What is the new open-source model that was recently released?
-The new open-source model is called Mistal 7 Billion. It is a 7.3 billion parameter model.
How does Mistal 7 Billion compare in performance to other large language models?
-Mistal 7 Billion outperforms models like LLMA 2 (13B parameters) and LLMA 134B on many benchmarks. It even approaches the performance of Code LLMA 7B on code tasks while remaining good at English.
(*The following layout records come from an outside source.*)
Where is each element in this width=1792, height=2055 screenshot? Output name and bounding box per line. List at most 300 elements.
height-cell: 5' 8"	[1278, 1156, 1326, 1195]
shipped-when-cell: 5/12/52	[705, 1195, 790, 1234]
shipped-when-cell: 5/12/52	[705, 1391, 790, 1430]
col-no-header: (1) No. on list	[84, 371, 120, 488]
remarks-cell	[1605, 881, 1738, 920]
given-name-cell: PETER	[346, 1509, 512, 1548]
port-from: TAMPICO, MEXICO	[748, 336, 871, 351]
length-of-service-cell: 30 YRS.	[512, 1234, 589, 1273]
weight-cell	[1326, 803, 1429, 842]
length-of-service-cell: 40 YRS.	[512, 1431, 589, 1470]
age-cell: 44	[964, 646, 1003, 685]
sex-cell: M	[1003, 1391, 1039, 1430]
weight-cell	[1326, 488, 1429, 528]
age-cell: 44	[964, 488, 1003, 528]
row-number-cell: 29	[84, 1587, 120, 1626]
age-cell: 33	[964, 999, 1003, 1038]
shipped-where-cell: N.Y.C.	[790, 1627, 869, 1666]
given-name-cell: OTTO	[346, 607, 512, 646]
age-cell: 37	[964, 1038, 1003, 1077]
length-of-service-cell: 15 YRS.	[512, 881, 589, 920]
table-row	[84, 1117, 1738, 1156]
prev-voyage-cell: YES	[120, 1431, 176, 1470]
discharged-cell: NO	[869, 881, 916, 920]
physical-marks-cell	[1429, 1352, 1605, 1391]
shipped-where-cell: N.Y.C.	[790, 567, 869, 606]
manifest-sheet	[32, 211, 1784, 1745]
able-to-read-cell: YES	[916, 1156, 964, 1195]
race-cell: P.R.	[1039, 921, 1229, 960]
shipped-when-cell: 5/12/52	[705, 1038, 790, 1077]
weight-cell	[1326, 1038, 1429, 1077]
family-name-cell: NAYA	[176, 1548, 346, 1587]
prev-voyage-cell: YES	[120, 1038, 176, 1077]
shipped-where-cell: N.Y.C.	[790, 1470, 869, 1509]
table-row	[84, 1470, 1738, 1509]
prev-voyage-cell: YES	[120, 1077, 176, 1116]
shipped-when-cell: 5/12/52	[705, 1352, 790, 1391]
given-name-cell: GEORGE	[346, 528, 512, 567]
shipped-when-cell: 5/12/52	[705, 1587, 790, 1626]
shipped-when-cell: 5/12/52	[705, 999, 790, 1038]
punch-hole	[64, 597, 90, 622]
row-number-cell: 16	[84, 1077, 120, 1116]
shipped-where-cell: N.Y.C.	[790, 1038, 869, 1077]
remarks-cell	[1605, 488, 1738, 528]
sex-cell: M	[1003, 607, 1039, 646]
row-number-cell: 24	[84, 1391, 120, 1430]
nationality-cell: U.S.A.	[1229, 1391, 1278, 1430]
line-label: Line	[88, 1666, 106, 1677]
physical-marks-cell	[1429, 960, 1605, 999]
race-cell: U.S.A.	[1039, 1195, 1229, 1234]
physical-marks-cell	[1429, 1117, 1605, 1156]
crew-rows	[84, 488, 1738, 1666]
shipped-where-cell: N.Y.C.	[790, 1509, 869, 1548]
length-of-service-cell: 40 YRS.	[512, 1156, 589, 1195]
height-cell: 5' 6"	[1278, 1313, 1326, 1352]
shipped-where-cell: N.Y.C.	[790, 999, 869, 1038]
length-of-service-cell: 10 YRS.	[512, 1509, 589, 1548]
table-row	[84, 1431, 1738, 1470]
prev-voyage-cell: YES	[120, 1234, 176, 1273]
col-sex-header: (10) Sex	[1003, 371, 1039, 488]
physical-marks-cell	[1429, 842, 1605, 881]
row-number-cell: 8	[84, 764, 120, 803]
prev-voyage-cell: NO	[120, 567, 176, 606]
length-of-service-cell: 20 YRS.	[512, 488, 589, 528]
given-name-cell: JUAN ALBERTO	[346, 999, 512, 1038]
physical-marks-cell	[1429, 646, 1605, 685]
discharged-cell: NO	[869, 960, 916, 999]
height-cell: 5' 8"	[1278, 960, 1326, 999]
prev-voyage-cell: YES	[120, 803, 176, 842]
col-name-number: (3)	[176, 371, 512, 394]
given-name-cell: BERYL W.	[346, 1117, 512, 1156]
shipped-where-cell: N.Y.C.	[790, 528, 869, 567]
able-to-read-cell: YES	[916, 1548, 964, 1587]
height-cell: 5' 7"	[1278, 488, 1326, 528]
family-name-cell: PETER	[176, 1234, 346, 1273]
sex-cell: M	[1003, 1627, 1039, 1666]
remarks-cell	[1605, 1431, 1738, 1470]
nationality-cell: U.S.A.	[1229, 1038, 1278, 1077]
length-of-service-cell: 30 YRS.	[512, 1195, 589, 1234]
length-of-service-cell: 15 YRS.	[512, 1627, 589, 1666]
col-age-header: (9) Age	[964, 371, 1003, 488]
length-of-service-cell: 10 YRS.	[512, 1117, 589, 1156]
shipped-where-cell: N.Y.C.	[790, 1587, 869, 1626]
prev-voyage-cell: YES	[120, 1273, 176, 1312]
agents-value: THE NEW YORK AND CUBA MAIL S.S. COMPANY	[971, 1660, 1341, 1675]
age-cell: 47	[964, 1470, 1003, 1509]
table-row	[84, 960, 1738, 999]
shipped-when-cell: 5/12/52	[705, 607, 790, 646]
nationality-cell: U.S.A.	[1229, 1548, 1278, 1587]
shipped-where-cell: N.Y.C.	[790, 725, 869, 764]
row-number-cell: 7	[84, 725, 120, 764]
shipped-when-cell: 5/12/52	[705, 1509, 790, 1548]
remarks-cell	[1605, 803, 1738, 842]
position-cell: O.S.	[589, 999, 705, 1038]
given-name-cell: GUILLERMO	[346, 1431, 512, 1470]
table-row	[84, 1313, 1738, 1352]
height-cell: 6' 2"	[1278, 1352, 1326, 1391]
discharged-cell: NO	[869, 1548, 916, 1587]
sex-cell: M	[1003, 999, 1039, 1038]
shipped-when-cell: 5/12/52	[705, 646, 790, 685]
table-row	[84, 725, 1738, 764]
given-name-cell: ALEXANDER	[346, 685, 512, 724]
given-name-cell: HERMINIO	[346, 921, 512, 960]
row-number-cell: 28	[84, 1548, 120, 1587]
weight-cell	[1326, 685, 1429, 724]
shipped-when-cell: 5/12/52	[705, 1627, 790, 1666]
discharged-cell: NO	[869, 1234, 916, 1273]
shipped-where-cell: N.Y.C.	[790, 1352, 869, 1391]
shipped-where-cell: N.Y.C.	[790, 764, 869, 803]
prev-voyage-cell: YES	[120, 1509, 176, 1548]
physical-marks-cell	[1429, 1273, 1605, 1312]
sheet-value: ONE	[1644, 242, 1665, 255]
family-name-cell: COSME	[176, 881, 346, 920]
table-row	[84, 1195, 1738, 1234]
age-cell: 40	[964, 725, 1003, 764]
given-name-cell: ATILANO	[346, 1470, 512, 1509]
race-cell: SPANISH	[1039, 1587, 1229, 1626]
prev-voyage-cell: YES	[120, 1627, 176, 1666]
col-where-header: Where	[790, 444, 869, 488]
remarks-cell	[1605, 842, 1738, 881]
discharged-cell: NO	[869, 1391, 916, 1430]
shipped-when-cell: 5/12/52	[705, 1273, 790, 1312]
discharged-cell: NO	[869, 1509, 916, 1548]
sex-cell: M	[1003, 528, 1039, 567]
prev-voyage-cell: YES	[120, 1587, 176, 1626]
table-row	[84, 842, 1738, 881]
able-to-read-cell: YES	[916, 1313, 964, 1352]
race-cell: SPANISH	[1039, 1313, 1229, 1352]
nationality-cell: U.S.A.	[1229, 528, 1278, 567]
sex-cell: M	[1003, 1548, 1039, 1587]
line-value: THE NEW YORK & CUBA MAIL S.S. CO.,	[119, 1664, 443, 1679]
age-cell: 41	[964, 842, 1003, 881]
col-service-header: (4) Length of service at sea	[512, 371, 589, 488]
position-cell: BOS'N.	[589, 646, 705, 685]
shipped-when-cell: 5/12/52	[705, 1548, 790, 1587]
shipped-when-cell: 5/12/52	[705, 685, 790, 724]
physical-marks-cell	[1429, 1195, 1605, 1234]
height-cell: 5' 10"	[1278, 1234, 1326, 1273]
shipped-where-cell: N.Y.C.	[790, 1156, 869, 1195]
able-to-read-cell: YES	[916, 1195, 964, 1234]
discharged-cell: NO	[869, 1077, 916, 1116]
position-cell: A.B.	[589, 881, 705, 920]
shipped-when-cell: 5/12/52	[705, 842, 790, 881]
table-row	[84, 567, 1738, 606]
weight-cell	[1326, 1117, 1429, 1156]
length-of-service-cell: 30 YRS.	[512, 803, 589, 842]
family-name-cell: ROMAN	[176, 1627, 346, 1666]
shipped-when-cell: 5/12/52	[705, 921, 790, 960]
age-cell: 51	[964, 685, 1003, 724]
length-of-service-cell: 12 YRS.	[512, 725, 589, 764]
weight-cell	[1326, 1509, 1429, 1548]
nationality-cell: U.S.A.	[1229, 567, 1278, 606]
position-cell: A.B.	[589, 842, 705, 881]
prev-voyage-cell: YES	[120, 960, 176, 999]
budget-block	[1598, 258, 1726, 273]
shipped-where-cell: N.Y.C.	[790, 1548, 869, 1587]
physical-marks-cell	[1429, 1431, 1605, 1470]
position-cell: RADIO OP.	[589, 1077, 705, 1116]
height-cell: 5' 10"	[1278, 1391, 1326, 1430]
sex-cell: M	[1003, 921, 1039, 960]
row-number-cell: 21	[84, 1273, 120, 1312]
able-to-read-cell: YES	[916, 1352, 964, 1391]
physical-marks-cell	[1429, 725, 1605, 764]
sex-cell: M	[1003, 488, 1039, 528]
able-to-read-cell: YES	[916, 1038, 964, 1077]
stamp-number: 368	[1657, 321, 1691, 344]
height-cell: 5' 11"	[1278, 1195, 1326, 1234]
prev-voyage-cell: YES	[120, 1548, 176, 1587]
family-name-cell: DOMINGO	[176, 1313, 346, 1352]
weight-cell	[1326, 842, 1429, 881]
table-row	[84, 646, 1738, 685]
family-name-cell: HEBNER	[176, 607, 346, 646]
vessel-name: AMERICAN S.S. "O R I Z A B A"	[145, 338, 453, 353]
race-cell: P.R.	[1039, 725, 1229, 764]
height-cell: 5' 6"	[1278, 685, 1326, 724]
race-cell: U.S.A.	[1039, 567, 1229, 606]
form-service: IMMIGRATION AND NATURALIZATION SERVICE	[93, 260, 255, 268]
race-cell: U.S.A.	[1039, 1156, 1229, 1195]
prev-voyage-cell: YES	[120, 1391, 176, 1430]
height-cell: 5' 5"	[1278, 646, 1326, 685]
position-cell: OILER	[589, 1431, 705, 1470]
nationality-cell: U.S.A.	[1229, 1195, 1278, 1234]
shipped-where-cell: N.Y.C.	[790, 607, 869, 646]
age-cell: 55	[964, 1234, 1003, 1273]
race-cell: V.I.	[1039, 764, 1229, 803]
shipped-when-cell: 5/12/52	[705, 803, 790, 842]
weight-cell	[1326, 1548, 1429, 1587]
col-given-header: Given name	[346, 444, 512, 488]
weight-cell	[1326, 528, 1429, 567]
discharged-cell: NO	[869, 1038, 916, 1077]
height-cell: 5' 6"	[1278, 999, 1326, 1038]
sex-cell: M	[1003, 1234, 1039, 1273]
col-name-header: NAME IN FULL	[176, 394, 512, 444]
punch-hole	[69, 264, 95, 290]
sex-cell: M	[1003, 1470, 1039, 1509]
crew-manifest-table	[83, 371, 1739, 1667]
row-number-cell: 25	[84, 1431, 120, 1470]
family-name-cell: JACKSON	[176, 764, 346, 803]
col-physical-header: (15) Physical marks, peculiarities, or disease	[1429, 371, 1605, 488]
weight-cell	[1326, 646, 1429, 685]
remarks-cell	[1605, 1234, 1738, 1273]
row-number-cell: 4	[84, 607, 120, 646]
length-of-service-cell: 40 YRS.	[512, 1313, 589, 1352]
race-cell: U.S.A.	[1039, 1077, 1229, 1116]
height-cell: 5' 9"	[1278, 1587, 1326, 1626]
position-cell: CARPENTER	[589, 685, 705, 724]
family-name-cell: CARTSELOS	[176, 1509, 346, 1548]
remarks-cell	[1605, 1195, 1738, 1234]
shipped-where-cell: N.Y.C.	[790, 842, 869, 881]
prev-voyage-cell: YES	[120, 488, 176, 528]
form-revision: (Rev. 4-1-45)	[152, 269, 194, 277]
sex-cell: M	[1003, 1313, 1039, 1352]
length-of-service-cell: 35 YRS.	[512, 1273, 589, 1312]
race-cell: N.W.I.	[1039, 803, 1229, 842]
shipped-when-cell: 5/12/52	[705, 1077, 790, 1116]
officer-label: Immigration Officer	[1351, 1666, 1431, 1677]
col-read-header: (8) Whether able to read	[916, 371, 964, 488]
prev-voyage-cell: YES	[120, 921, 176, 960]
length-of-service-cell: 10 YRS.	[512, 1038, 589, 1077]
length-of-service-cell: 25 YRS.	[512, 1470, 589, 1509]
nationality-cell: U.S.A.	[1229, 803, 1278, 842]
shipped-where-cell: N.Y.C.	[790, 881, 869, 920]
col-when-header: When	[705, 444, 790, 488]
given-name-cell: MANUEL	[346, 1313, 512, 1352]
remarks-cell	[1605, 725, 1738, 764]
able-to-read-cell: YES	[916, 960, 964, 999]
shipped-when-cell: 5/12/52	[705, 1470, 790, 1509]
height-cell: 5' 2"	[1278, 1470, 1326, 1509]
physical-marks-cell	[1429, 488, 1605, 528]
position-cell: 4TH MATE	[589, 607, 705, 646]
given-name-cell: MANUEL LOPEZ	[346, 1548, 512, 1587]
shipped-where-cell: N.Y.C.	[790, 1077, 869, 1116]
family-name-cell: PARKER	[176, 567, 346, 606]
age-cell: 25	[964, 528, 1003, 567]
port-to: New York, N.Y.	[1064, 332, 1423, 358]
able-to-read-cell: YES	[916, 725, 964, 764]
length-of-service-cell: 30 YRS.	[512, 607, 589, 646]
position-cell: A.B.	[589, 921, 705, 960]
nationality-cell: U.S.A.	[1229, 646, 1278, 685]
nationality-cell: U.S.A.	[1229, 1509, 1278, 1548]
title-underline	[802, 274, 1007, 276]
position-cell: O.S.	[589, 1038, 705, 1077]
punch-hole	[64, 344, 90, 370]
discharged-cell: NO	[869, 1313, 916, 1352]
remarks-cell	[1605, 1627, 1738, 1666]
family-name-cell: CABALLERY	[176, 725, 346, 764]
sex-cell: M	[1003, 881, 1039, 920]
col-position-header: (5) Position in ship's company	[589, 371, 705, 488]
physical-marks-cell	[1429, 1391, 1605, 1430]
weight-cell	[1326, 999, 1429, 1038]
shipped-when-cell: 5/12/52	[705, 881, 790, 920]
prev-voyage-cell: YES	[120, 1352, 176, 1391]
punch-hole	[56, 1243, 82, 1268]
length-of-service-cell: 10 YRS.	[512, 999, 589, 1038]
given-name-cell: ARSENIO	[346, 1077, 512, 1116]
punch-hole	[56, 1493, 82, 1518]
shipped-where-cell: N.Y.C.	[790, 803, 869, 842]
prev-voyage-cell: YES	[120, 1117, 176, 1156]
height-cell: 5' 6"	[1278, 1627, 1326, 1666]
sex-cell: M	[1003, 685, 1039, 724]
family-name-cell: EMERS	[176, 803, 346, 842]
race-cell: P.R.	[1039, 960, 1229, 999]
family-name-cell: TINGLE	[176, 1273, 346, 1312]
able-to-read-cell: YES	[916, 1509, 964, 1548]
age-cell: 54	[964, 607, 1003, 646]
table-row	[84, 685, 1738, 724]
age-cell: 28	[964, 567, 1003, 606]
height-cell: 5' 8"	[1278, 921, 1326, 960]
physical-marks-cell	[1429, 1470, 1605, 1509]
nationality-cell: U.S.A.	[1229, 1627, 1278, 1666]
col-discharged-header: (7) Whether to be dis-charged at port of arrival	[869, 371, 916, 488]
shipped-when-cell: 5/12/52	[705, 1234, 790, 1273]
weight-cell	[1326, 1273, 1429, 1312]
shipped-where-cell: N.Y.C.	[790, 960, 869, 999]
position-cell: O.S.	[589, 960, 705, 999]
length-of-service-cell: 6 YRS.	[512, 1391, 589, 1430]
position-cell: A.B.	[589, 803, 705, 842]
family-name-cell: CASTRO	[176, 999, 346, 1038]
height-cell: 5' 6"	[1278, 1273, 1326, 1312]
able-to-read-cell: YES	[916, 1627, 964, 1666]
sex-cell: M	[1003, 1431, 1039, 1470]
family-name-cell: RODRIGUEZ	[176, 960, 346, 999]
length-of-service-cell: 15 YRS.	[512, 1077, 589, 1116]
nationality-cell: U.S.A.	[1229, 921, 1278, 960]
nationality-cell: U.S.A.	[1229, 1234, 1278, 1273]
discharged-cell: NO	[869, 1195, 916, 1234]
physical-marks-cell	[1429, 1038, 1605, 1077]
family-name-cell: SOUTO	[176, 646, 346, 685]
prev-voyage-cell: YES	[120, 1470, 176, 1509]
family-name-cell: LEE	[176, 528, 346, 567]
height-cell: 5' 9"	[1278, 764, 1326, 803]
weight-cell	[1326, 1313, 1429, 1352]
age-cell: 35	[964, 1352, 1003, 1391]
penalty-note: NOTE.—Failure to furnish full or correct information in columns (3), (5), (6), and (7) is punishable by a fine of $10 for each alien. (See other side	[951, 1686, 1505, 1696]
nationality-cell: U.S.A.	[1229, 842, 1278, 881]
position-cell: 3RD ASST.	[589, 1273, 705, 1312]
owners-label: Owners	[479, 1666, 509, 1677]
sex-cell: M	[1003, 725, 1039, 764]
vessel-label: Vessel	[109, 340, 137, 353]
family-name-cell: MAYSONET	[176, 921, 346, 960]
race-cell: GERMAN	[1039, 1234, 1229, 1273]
What licensing does Mistal 7 Billion use?
-Mistal 7 Billion uses the PARI2 license, which allows developers to modify the code and use it as they would like.
What technique does Mistal 7 Billion use to achieve faster inference speeds?
-Mistal 7 Billion uses a sliding window attention mechanism which attends to the previous 4,096 hidden states in each layer. This allows faster processing while still modeling long term dependencies.
How long did it take to train the Mistal 7 Billion model?
-According to the GitHub page, Mistal 7 Billion is the result of 3 months of intense work by the Mistal AI team.
What criticisms were levied against the Mistal AI company previously?
-Mistal AI was criticized by some in the ML community for raising a very large ($113 million) seed round, with questions about how they would use the money.
Is the Mistal 7 Billion model safe to use?
-No, early reports indicate the Mistal 7 Billion model is unsafe - it readily provides information in response to malicious prompts.
Did Mistal 7 Billion use any proprietary training data?
-No, Mistal AI states no proprietary data was used. The model was fine-tuned on publicly available datasets.
What transformational impacts could Mistal 7 Billion have on open source AI?
-As a very large yet efficient open source model using an permissive license, Mistal 7 Billion could significantly advance open source AI capabilities across many domains and applications.
What techniques contribute to the performance efficiency of Mistal 7 Billion?
-The use of sliding window attention combined with techniques like rotating buffers to limit memory use allow Mistal 7 Billion to achieve very high performance relative to its model size.